In the same report, Faber also mentioned that Trim Tabs reported that institutional holdings of equities continues its downward spiral. Selling more stock in a broken IPO to institutions who are facing withdrawals by investors is equivalent to salmon swimming upstream.
The announcement that Facebook would enable gambling house Gamesys out of the UK to offer Bingo for real money to UK Facebook users was received by investors as no news at all. Perhaps this reflects investors' boredom with FB's new ways to drive revenues.
Investors seem to be concerned with the real issue of dilution and how that plays out in terms of valuation of FB. In our last article, we outlined this issue extensively.
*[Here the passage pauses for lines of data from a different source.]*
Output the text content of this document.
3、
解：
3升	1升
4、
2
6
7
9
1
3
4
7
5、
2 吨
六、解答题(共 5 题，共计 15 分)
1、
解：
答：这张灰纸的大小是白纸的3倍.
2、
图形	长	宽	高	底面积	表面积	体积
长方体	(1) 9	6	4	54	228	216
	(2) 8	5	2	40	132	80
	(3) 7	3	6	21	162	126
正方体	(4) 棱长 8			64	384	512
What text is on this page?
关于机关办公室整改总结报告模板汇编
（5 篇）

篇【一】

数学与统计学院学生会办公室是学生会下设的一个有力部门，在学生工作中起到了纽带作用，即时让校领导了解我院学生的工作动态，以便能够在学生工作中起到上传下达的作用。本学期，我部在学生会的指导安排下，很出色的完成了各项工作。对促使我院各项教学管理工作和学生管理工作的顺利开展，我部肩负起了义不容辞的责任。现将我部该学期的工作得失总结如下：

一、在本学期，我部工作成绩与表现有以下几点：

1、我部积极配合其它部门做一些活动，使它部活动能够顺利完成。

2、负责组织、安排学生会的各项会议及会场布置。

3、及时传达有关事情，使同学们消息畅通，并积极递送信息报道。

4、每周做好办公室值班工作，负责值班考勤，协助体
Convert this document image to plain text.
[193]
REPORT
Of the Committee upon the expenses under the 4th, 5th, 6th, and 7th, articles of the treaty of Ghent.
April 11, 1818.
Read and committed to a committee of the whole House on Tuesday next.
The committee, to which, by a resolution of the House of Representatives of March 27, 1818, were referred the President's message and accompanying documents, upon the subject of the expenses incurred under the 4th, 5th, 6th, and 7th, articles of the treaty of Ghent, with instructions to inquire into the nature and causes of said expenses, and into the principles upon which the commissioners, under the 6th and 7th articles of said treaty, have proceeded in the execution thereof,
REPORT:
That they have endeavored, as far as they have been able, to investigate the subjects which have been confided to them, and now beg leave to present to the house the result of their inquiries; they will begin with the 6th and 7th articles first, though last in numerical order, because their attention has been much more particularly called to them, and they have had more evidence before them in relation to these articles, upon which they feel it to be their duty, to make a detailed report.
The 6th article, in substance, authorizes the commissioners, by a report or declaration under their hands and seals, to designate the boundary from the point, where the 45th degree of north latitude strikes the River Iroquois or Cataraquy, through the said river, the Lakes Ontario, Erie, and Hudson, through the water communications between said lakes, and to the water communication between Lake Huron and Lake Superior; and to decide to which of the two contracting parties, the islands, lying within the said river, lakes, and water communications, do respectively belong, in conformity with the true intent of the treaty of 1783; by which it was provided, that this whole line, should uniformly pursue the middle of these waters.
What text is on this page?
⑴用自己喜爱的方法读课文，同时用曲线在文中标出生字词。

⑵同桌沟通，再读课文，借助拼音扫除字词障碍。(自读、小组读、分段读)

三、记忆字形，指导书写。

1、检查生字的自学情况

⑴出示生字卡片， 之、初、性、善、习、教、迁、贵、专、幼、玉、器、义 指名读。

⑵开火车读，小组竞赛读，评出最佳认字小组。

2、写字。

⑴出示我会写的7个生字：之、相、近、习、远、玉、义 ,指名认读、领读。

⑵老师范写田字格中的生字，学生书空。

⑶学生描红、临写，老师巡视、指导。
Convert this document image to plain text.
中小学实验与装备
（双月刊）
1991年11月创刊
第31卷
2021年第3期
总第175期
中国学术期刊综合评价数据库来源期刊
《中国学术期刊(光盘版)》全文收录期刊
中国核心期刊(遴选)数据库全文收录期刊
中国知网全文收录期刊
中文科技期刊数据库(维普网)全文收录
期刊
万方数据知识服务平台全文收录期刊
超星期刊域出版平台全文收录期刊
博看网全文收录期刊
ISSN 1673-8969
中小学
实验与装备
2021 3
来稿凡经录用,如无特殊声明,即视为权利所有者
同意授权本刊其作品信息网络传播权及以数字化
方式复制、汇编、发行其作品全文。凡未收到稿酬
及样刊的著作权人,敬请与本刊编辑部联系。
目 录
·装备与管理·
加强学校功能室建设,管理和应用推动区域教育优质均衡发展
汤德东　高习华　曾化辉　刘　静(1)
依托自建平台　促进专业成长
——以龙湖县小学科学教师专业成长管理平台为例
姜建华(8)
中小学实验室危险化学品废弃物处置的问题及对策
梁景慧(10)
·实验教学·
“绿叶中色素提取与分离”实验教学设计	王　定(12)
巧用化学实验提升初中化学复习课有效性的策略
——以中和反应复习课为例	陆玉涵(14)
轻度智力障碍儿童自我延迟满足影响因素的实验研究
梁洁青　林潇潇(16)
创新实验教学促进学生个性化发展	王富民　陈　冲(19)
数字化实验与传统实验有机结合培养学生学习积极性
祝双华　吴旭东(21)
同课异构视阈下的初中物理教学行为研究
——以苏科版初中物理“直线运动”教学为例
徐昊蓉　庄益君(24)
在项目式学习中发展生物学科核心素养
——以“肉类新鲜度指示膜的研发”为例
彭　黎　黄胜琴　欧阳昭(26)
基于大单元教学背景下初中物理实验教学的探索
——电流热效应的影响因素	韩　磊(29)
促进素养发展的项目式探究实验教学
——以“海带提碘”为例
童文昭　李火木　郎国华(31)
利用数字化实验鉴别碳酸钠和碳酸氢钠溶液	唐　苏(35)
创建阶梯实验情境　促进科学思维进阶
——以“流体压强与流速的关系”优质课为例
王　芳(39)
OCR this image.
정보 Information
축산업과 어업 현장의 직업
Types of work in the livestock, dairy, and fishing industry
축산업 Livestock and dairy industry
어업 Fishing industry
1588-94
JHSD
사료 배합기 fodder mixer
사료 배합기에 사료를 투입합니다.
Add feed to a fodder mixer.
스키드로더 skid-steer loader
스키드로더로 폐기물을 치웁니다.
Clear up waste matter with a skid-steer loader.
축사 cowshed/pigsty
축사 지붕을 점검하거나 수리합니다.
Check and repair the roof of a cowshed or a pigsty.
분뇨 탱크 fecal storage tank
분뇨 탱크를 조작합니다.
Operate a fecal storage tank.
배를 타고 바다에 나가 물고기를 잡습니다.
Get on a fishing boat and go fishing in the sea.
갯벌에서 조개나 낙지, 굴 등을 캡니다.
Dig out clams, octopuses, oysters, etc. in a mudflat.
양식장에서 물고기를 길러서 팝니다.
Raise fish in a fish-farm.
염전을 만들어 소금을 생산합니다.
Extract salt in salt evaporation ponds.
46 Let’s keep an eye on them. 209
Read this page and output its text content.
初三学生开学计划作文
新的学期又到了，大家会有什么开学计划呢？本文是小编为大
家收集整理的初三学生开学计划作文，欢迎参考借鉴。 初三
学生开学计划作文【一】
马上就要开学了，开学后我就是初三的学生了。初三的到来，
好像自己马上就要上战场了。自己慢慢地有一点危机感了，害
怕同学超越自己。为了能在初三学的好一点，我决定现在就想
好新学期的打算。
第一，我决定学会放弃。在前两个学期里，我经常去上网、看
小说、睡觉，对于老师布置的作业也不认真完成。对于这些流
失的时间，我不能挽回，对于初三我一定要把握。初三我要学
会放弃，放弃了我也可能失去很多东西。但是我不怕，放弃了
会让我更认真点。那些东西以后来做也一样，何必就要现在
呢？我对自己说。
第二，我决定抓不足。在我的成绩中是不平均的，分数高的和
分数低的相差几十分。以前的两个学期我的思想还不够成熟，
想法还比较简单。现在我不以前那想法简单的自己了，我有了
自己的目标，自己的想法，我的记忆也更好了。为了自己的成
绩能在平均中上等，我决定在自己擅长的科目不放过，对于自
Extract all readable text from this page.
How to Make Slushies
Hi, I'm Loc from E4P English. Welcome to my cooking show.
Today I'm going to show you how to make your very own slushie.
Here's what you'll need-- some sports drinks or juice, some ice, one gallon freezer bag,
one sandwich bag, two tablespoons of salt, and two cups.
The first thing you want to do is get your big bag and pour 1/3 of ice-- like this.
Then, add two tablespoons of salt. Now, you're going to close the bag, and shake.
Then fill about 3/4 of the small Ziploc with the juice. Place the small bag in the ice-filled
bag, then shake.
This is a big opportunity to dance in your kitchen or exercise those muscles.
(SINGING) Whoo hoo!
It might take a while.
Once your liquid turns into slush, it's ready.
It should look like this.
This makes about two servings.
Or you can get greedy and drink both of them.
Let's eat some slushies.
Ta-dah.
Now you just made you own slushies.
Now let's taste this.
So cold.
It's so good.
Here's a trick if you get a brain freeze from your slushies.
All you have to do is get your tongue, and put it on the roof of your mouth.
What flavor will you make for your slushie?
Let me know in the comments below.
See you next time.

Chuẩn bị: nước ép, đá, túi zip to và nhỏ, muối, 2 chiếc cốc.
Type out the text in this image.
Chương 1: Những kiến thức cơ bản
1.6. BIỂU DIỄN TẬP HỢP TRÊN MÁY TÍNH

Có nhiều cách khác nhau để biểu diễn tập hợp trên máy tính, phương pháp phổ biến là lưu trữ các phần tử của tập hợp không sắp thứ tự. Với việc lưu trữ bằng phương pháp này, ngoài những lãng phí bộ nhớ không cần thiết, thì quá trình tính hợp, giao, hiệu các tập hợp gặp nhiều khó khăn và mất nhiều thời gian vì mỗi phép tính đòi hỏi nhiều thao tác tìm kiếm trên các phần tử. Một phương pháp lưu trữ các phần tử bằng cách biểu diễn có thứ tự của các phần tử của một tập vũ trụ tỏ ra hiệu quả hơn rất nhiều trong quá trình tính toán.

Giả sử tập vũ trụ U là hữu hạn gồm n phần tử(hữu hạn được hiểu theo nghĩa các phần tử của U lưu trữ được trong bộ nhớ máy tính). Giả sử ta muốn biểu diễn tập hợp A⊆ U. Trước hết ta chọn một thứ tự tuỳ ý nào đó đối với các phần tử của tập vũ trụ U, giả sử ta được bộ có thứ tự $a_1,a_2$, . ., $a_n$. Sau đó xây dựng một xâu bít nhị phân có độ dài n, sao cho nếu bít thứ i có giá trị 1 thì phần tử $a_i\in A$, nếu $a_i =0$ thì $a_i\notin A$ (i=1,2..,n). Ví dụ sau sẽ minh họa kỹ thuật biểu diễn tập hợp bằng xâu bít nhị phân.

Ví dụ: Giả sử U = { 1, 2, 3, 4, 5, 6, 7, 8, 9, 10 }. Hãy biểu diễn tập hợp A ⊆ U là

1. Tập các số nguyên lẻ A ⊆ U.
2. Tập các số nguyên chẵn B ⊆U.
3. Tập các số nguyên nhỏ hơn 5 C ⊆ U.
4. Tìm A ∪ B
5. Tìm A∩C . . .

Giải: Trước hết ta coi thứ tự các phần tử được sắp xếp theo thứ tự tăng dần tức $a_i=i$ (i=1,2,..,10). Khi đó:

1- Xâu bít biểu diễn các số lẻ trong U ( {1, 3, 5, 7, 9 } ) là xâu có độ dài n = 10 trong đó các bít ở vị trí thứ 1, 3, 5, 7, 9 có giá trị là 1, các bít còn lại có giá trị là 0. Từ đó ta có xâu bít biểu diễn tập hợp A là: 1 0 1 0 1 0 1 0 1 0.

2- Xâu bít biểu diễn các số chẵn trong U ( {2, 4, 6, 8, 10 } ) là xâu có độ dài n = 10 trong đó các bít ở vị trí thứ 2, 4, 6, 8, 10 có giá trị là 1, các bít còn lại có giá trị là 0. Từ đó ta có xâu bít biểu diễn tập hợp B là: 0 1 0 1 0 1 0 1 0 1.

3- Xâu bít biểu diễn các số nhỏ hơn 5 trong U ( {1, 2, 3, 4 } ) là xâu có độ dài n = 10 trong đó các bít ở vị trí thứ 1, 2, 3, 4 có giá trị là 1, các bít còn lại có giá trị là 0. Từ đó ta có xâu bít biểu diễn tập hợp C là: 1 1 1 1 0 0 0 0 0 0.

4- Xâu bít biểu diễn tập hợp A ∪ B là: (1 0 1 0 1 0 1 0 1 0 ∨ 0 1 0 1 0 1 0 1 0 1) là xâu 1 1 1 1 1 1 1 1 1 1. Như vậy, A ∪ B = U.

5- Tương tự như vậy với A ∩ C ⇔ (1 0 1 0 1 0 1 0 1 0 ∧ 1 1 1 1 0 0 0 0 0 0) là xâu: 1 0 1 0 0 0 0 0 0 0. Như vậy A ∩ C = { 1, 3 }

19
A new article this weekend "15 Signs Facebook Has Cancer" may offer a growing new concern on top of FB's troubling mobile ad revenue cannibalizing existing ad revenue disclosure in their recent 10Q as well as the massive onslaught of dilution. It actually highlights a concern that only Rupert Murdoch and News Corp (NWS) shareholders understand all too well from their MySpace fiasco: user drop off and drop outs - aka "the waning coolness factor". The new perception out in cyber-social-media is that too much "facetime" on FB is equivalent to being labeled a loser. The article highlights that time is precious so why give it to Facebook for free.
As Woody Allen's new movie To Rome With Love points out, humans are fickle about their personal lives. It's feast or famine; people want to be heard and be out there and once they are, they strive to get their privacy back.
We suggest staying out of the way and perhaps even being short FB this week to see how this plays out. The announcement that Microsoft (MSFT) is staying put gives us no comfort as they have sold 6.56 million of their 32.8 million Facebook shares for $249M and have already cashed out $9M more than they invested in Facebook. Now they can milk the Facebook platform for free. In fact, we think the road-show could be a negative as investors start to really understand that the dilution factor is real. We also point out that the Street really doesn't like the hype FB has been selling. Also, if there is anything new disclosed to any investor, FB has a duty to file an 8k promptly with the SEC highlighting the news given to those privileged investors.